The Elevator Pitch
We're looking for a Senior DevOps Engineer that will tackle our hardest architecture, data and AI/ML challenges. As a core member of the R&D, you will play a pivotal role in building our infrastructure for scalability, reliability, and efficiency, ensuring the seamless deployment and monitoring of our entire production stack - from compute to Kubernetes clusters and AI models. A significant and distinct aspect of this role involves direct engagement with our enterprise clients to implement and manage unique deployment solutions on both our cloud and theirs.
About the Role
Responsibilities
- Infrastructure Management: Manage our production environment to ensure scalability, performance and ease of use. This includes our own cloud and components deployed on customers clouds.
- Observability Stack: Implement and manage monitoring and observability solutions to maintain system health and allow for fast debugging of production incidents.
- AI/ML Lifecycle: Lead MLOps practices to streamline the deployment, monitoring, and management of LLMs and other AI models in production.

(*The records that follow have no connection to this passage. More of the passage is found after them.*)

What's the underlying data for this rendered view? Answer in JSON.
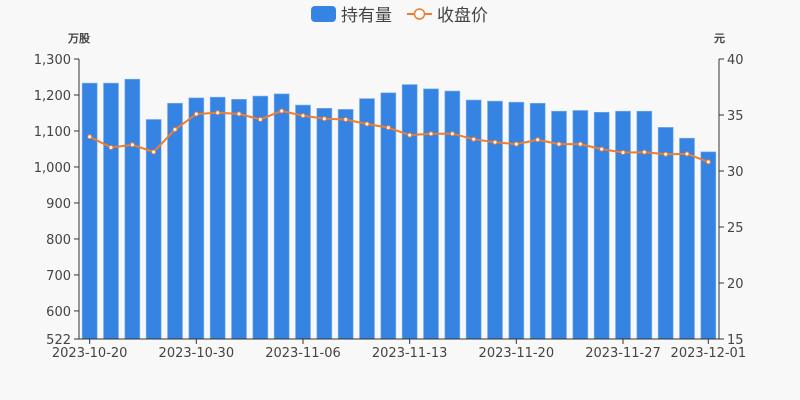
{
  "chart_data": {
    "type": "bar+line",
    "legend": {
      "position": "top-center",
      "items": [
        "持有量",
        "收盘价"
      ]
    },
    "left_axis": {
      "unit": "万股",
      "min": 522,
      "max": 1300,
      "ticks": [
        1300,
        1200,
        1100,
        1000,
        900,
        800,
        700,
        600,
        522
      ],
      "tick_labels": [
        "1,300",
        "1,200",
        "1,100",
        "1,000",
        "900",
        "800",
        "700",
        "600",
        "522"
      ]
    },
    "right_axis": {
      "unit": "元",
      "min": 15,
      "max": 40,
      "ticks": [
        40,
        35,
        30,
        25,
        20,
        15
      ],
      "tick_labels": [
        "40",
        "35",
        "30",
        "25",
        "20",
        "15"
      ]
    },
    "x_labels": [
      {
        "index": 0,
        "label": "2023-10-20"
      },
      {
        "index": 5,
        "label": "2023-10-30"
      },
      {
        "index": 10,
        "label": "2023-11-06"
      },
      {
        "index": 15,
        "label": "2023-11-13"
      },
      {
        "index": 20,
        "label": "2023-11-20"
      },
      {
        "index": 25,
        "label": "2023-11-27"
      },
      {
        "index": 29,
        "label": "2023-12-01"
      }
    ],
    "series": [
      {
        "name": "持有量",
        "type": "bar",
        "axis": "left",
        "color": "#3584e4",
        "values": [
          1233,
          1233,
          1244,
          1132,
          1177,
          1192,
          1194,
          1188,
          1197,
          1203,
          1172,
          1163,
          1160,
          1190,
          1206,
          1229,
          1217,
          1211,
          1186,
          1183,
          1180,
          1177,
          1155,
          1157,
          1152,
          1155,
          1155,
          1110,
          1080,
          1042
        ]
      },
      {
        "name": "收盘价",
        "type": "line",
        "axis": "right",
        "color": "#ed7d31",
        "values": [
          33.06,
          32.1,
          32.34,
          31.7,
          33.7,
          35.09,
          35.2,
          35.1,
          34.6,
          35.36,
          34.94,
          34.67,
          34.6,
          34.2,
          33.87,
          33.2,
          33.33,
          33.33,
          32.84,
          32.57,
          32.4,
          32.79,
          32.4,
          32.4,
          31.95,
          31.65,
          31.68,
          31.5,
          31.53,
          30.81
        ]
      }
    ]
  }
}
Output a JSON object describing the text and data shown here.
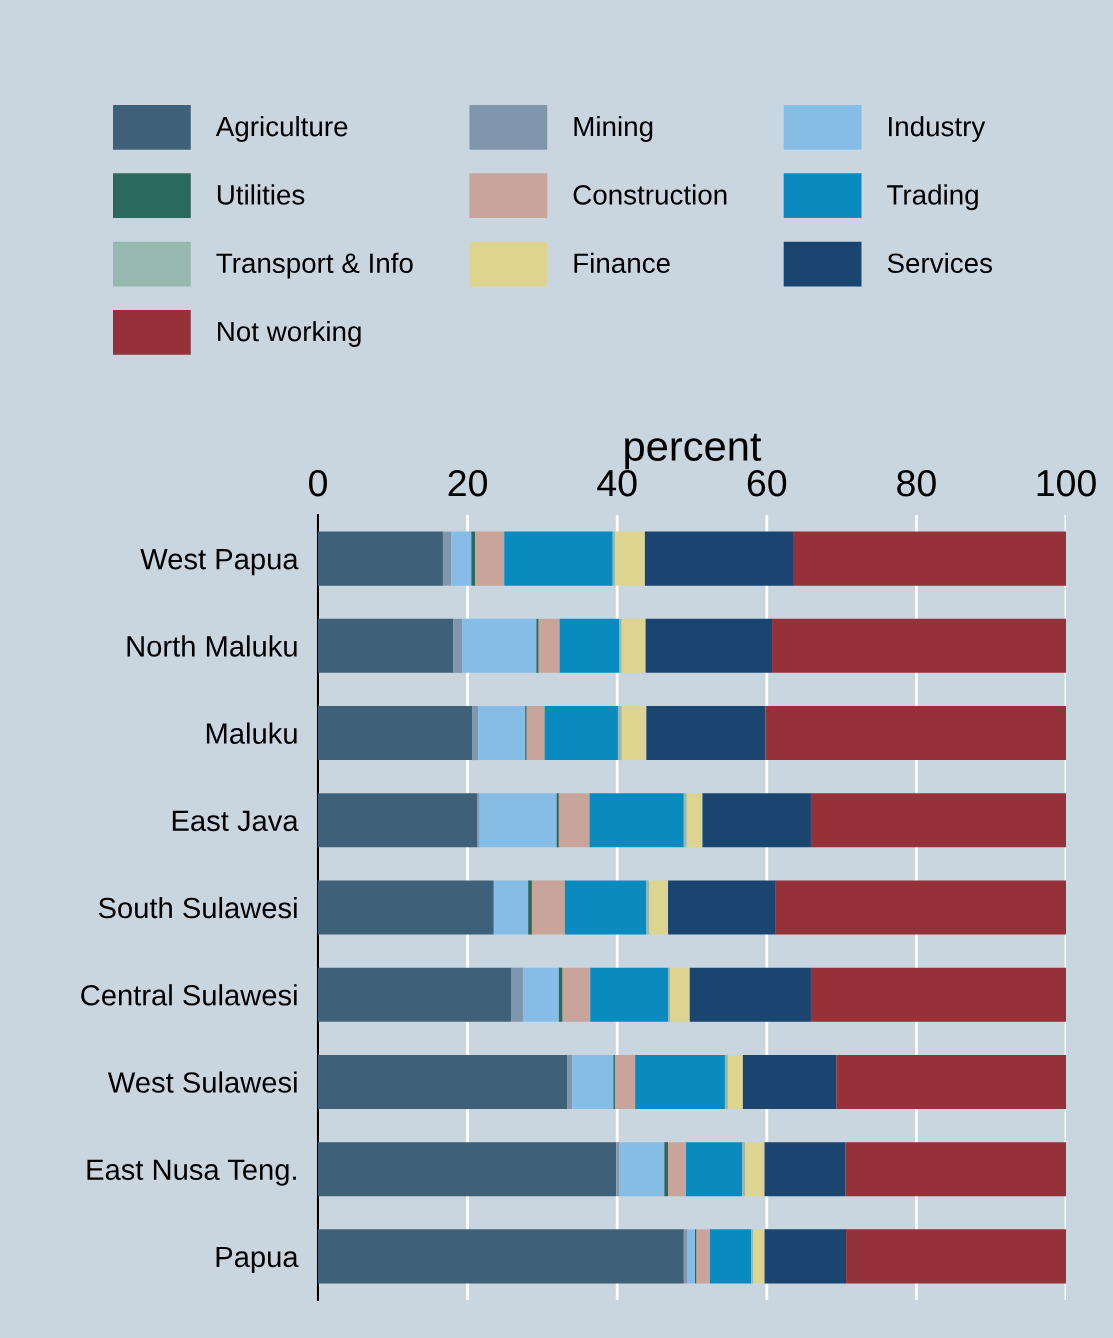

- Foundational Leadership: Champion DevOps best practices across the R&D. Position yourself to potentially lead the DevOps function as the team expands.
Requirements
- 5+ years of experience working with AWS & Azure using IaC tools.
- Deep understanding of Kubernetes and containerized environments.
- Hands-on experience with monitoring & observability tools like Grafana, Prometheus and OpenTelemetry.
- Familiarity with AI/ML (including LLMs) model deployment challenges and solutions - Advantage.